On Sun, Jun 08, 2014 at 12:26:29AM +0100, Yuyang Du wrote:
> On Fri, Jun 06, 2014 at 12:50:36PM +0200, Peter Zijlstra wrote:
> > > Voltage is combined with frequency, roughly, voltage is proportional
> > > to freuquecy, so roughly, power is proportionaly to voltage^3. You
> > 
> > P ~ V^2, last time I checked.
> > 
> > > can't say which is more important, or there is no reason to raise
> > > voltage without raising frequency.
> > 
> > Well, some chips have far fewer voltage steps than freq steps; or,
> > differently put, they have multiple freq steps for a single voltage
> > level.
> > 
> > And since the power (Watts) is proportional to Voltage squared, its the
> > biggest term.
> > 
> > If you have a distinct voltage level for each freq, it all doesn't
> > matter.
> > 
> 
> Ok. I think we understand each other. But one more thing, I said P ~ V^3,
> because P ~ V^2*f and f ~ V, so P ~ V^3. Maybe some frequencies share the same
> voltage, but you can still safely assume V changes with f in general, and it
> will be more and more so, since we do need finer control over power consumption.

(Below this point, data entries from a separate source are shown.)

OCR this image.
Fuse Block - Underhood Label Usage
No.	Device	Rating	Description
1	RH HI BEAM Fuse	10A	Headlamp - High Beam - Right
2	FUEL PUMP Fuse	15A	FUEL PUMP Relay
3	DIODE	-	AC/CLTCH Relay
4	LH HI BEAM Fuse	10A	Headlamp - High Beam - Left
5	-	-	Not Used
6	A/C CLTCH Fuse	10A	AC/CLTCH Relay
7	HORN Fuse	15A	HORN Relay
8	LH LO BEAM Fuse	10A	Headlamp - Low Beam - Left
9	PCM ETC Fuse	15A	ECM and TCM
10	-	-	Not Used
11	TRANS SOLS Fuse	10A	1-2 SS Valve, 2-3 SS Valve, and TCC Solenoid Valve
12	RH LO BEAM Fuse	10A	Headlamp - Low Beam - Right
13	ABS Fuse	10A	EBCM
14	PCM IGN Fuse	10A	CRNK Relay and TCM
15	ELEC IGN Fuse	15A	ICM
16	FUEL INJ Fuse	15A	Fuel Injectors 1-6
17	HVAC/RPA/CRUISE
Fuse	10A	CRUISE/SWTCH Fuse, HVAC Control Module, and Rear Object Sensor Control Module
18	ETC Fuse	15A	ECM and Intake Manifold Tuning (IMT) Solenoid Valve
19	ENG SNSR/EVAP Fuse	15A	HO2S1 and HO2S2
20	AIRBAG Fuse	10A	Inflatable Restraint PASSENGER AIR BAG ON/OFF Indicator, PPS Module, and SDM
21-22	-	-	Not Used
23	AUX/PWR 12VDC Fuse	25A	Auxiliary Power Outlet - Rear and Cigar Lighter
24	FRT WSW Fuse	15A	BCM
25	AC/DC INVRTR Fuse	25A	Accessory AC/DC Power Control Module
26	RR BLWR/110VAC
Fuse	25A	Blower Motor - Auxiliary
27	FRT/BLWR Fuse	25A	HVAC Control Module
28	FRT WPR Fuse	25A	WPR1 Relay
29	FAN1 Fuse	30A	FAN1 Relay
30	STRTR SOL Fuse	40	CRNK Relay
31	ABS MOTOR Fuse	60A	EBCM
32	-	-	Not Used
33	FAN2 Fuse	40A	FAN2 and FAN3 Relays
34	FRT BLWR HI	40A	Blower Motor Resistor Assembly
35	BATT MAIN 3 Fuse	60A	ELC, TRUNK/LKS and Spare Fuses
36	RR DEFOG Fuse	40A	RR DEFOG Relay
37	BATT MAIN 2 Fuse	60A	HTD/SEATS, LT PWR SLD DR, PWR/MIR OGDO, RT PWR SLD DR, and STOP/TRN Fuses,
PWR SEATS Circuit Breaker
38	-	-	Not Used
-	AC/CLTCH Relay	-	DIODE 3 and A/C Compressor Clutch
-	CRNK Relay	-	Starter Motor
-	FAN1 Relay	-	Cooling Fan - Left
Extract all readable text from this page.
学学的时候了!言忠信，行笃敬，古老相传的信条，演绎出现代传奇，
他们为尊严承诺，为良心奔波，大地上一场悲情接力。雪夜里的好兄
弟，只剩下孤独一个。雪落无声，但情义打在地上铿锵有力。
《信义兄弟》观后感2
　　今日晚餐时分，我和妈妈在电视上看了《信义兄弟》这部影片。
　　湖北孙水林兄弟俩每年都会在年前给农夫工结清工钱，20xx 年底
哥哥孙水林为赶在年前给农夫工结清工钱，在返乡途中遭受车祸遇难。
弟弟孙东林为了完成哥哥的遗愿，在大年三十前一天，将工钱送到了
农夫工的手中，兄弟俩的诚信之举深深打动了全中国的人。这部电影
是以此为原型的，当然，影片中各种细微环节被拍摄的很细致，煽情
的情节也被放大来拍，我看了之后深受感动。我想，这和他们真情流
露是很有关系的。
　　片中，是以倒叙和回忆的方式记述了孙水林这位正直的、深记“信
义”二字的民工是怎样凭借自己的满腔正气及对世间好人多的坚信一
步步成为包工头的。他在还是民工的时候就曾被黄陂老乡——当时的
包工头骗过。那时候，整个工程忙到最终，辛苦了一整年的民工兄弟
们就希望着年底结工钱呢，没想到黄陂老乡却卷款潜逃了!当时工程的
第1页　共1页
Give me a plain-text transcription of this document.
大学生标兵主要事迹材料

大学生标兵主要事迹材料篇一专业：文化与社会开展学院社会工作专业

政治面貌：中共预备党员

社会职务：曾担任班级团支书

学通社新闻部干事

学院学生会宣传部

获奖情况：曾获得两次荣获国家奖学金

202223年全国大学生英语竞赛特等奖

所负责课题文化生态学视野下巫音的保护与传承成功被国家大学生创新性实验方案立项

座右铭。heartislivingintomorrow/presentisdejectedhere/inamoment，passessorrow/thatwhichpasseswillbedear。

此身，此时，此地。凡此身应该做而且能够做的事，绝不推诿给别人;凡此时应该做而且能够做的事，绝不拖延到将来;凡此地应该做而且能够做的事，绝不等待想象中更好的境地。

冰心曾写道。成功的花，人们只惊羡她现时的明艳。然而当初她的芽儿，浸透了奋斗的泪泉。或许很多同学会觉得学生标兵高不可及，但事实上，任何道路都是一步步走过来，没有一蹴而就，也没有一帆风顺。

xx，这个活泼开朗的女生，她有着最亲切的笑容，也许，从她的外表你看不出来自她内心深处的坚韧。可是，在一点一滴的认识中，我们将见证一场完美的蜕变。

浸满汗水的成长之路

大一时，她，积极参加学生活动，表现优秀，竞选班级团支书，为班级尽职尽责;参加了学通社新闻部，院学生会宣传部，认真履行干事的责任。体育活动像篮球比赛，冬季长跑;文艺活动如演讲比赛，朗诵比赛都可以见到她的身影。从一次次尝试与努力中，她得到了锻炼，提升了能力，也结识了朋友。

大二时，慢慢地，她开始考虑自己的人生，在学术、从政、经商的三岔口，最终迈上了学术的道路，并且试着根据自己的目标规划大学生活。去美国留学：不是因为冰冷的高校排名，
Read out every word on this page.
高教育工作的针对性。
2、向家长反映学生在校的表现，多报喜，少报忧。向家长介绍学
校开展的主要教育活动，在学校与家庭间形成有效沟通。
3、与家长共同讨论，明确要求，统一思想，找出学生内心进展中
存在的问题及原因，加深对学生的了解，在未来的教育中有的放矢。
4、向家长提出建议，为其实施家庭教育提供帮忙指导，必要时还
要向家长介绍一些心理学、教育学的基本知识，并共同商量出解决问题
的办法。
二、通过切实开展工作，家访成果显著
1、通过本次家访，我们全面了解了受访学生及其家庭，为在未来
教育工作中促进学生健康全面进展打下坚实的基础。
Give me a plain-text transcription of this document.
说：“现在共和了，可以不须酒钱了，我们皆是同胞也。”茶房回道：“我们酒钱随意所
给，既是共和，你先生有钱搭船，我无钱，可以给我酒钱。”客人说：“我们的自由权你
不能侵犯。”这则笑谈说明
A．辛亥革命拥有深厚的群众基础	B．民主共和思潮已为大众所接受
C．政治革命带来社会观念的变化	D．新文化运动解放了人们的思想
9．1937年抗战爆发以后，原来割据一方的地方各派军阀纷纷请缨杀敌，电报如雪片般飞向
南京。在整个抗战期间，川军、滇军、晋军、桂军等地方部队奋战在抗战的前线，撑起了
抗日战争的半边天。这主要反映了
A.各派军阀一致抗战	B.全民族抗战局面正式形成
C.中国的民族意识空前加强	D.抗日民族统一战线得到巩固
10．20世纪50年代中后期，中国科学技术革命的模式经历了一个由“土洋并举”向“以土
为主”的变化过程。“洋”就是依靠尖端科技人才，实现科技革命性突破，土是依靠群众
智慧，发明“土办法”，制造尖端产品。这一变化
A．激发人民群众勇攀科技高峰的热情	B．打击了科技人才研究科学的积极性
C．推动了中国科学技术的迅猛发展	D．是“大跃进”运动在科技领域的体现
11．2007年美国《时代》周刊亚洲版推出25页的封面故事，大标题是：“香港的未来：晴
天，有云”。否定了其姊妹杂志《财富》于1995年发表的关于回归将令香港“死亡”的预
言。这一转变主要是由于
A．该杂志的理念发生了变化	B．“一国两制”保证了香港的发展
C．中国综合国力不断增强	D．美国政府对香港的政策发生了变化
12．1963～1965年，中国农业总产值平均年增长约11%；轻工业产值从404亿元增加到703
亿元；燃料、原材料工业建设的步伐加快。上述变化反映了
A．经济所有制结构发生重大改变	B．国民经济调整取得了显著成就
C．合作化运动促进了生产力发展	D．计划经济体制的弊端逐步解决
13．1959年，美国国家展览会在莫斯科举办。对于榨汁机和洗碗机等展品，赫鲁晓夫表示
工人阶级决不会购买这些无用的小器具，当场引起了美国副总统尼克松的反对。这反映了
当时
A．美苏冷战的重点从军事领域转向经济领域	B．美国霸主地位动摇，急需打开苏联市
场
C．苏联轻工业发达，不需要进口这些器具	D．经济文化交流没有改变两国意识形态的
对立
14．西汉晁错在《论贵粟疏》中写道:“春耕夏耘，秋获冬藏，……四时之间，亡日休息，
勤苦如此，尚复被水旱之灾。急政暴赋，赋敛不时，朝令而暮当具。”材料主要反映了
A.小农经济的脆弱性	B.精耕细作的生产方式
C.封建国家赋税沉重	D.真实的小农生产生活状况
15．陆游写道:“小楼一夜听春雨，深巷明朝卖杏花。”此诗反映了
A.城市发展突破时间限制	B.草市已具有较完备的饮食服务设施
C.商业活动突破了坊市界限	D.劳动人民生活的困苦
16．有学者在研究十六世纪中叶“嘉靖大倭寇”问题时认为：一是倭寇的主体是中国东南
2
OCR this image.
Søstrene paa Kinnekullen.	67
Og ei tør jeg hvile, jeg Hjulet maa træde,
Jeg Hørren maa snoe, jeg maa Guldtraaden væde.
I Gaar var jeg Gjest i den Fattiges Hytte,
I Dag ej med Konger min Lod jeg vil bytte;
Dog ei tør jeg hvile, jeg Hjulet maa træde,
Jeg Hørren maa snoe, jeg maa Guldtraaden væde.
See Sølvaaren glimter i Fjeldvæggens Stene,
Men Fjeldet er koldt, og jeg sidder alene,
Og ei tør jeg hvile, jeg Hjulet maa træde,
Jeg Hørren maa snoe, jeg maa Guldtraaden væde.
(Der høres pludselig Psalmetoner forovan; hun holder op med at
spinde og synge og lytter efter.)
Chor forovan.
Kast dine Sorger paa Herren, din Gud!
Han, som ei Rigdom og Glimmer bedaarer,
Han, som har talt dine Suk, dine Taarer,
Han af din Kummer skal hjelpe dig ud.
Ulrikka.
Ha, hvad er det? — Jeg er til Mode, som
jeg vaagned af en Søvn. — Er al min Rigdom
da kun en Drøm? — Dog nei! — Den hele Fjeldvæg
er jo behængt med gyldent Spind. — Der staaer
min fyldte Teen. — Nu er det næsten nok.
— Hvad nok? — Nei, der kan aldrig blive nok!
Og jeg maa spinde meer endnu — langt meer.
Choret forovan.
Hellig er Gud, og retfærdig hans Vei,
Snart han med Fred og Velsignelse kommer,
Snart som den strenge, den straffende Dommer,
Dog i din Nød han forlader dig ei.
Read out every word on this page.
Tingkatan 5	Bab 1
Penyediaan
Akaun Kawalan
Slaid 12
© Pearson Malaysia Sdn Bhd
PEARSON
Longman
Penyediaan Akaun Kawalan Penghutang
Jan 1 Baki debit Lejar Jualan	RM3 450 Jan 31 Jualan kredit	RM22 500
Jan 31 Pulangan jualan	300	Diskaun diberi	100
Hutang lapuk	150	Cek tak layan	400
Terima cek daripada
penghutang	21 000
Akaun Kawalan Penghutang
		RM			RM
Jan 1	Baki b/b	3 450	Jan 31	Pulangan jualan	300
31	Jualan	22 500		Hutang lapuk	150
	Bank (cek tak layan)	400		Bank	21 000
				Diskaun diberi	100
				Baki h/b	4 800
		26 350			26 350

Agreed. Voltage typically changes with frequency.

> 
> > Sure, but realize that we must fully understand this governor and
> > integrate it in the scheduler if we're to attain the goal of IPC/watt
> > optimized scheduling behaviour.
> > 
> 
> Attain the goal of IPC/watt optimized?
> 
> I don't see how it can be done like this. As I said, what is unknown for
> prediction is perf scaling *and* changing workload. So the challenge for pstate
> control is in both. But I see more chanllenge in the changing workload than
> in the performance scaling or the resulting IPC impact (if workload is
> fixed).

IMHO, the per-entity load-tracking does a fair job representing the task
compute capacity requirements. Sure it isn't perfect, particularly not
for memory bound tasks, but it is way better than not having any task
history at all, which was the case before.

The story is more or less the same for performance scaling. It is not
taken into account at all in the scheduler at the moment. cpufreq is
actually messing up load-balancing decisions after task load-tracking
was introduced. Adding performance scaling awareness should only make
things better even if predictions are not accurate for all workloads. I
don't see why it shouldn't given the current state of energy-awareness
in the scheduler.

> Currently, all freq governors take CPU utilization (load%) as the indicator
> (target), which can server both: workload and perf scaling.

With a bunch of hacks on top to make it more reactive because the
current cpu utilization metric is not responsive enough to deal with
workload changes. That is at least the case for ondemand and interactive
(in Android).

> As for IPC/watt optimized, I don't see how it can be practical. Too micro to
> be used for the general well-being?

That is why I propose to have a platform specific energy model. You tell
the scheduler enough about your platform that it understands the most
basic power/performance trade-offs of your platform and thereby enable
the scheduler to make better decisions.